I saw a recent answer mention that one can think of monoids with zero as “$\mathbb{F}_{1}$-algebras”, since the former are monoids in the symmetric monoidal category of pointed sets (“$\mathbb{F}_1$-modules”) equipped with the smash product.

Now, the $\infty$-categorical analogue of commutative monoids and abelian groups are $\mathbb{E}_{\infty}$-spaces and spectra, the $\mathbb{E}_{\infty}$-monoids and $\mathbb{E}_{\infty}$-groups in the symmetric monoidal $\infty$-category $(\mathcal{S},\times,\mathrm{pt})$ of spaces.
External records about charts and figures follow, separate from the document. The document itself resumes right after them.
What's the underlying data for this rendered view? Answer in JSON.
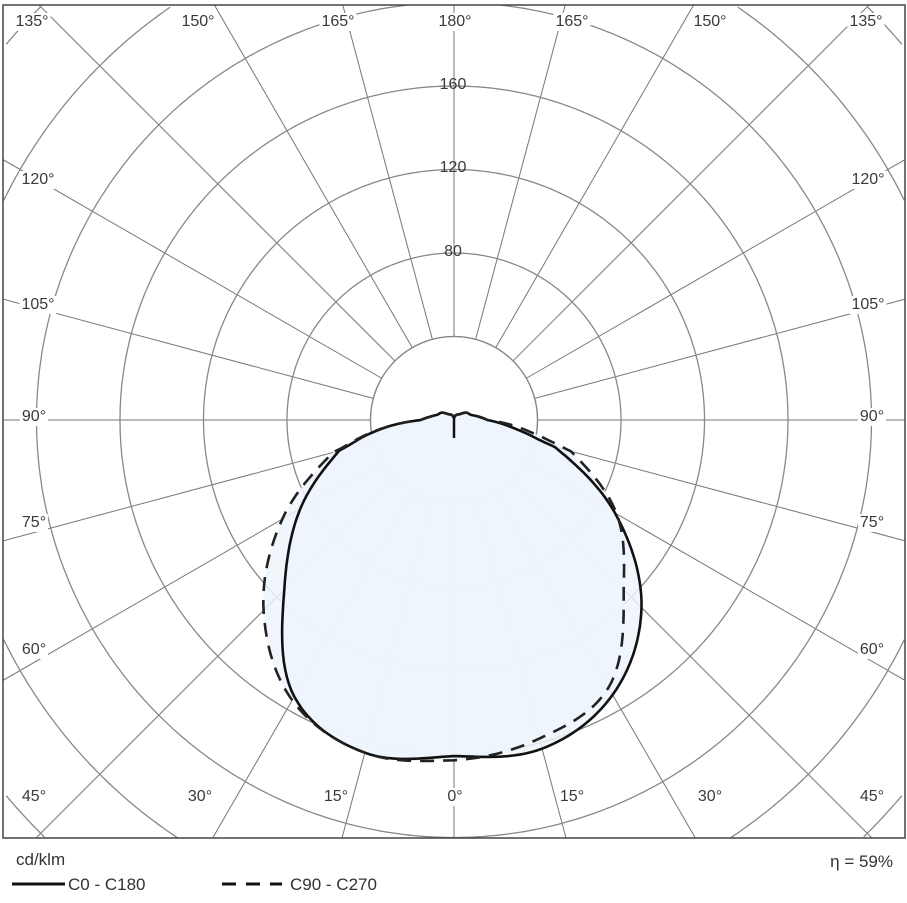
{
  "chart_data": {
    "type": "polar",
    "unit_label": "cd/klm",
    "efficiency_label": "η = 59%",
    "radial_ticks": [
      80,
      120,
      160
    ],
    "radial_rings": [
      40,
      80,
      120,
      160,
      200,
      240,
      280
    ],
    "angle_step": 15,
    "angle_labels": {
      "top": [
        "135°",
        "150°",
        "165°",
        "180°",
        "165°",
        "150°",
        "135°"
      ],
      "left": [
        "120°",
        "105°",
        "90°",
        "75°",
        "60°",
        "45°"
      ],
      "right": [
        "120°",
        "105°",
        "90°",
        "75°",
        "60°",
        "45°"
      ],
      "bottom": [
        "30°",
        "15°",
        "0°",
        "15°",
        "30°"
      ]
    },
    "angles": [
      0,
      15,
      30,
      45,
      60,
      75,
      80,
      85,
      90,
      105,
      120,
      135,
      150,
      165,
      180
    ],
    "series": [
      {
        "name": "C0 - C180",
        "style": "solid",
        "color": "#111111",
        "right": [
          161,
          163,
          152,
          127,
          89,
          50,
          34,
          24,
          16,
          9,
          7,
          4,
          3,
          2,
          1
        ],
        "left": [
          161,
          165,
          153,
          115,
          85,
          57,
          43,
          30,
          16,
          9,
          7,
          4,
          3,
          2,
          1
        ]
      },
      {
        "name": "C90 - C270",
        "style": "dashed",
        "color": "#222222",
        "right": [
          163,
          158,
          148,
          115,
          90,
          58,
          40,
          28,
          16,
          9,
          7,
          4,
          3,
          2,
          1
        ],
        "left": [
          163,
          165,
          155,
          129,
          95,
          60,
          44,
          30,
          16,
          9,
          7,
          4,
          3,
          2,
          1
        ]
      }
    ],
    "fill_color": "#eef4fb",
    "grid": true
  }
}
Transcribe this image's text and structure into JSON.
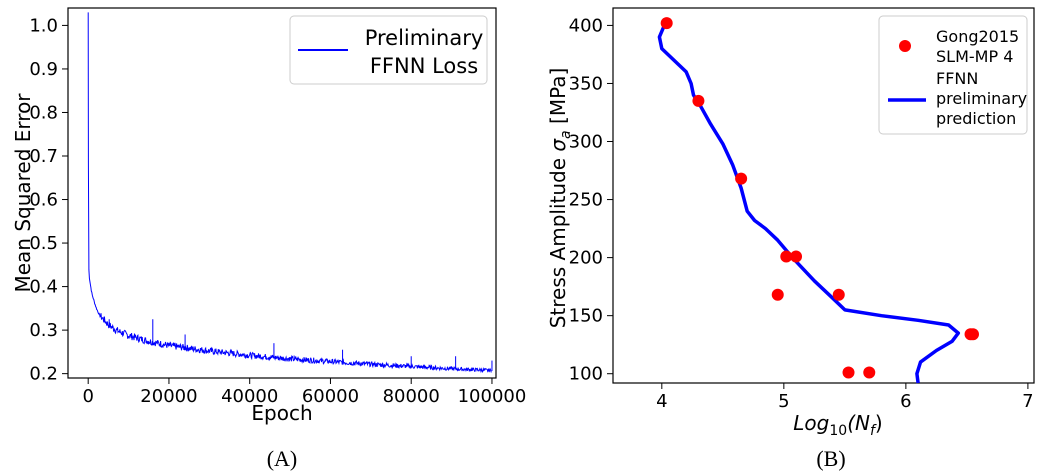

1. What are the $\mathbb{E}_{\infty}$-monoids in the symmetric monoidal $\infty$-category $(\mathcal{S}_{*},\wedge,S^{0})$ of pointed spaces? (In a sense, these may be called "derived $\mathbb{F}_{1}$-algebras")
2. Have these been studied before?
3. The symmetric monoidal $\infty$-categories of $\mathbb{E}_\infty$-spaces and spectra have point-set models, such as $\Gamma$-spaces, commutative monoids in $*$-modules, and commutative monoids in $\mathcal{I}$-spaces for $\mathbb{E}_\infty$-spaces; and $\mathbb{S}$-modules, symmetric spectra, and orthogonal spectra for spectra. Does the symmetric monoidal $\infty$-category $\mathsf{Alg}_{\mathbb{E}_{\infty}}(\mathcal{S}_*)$ admit point-set models?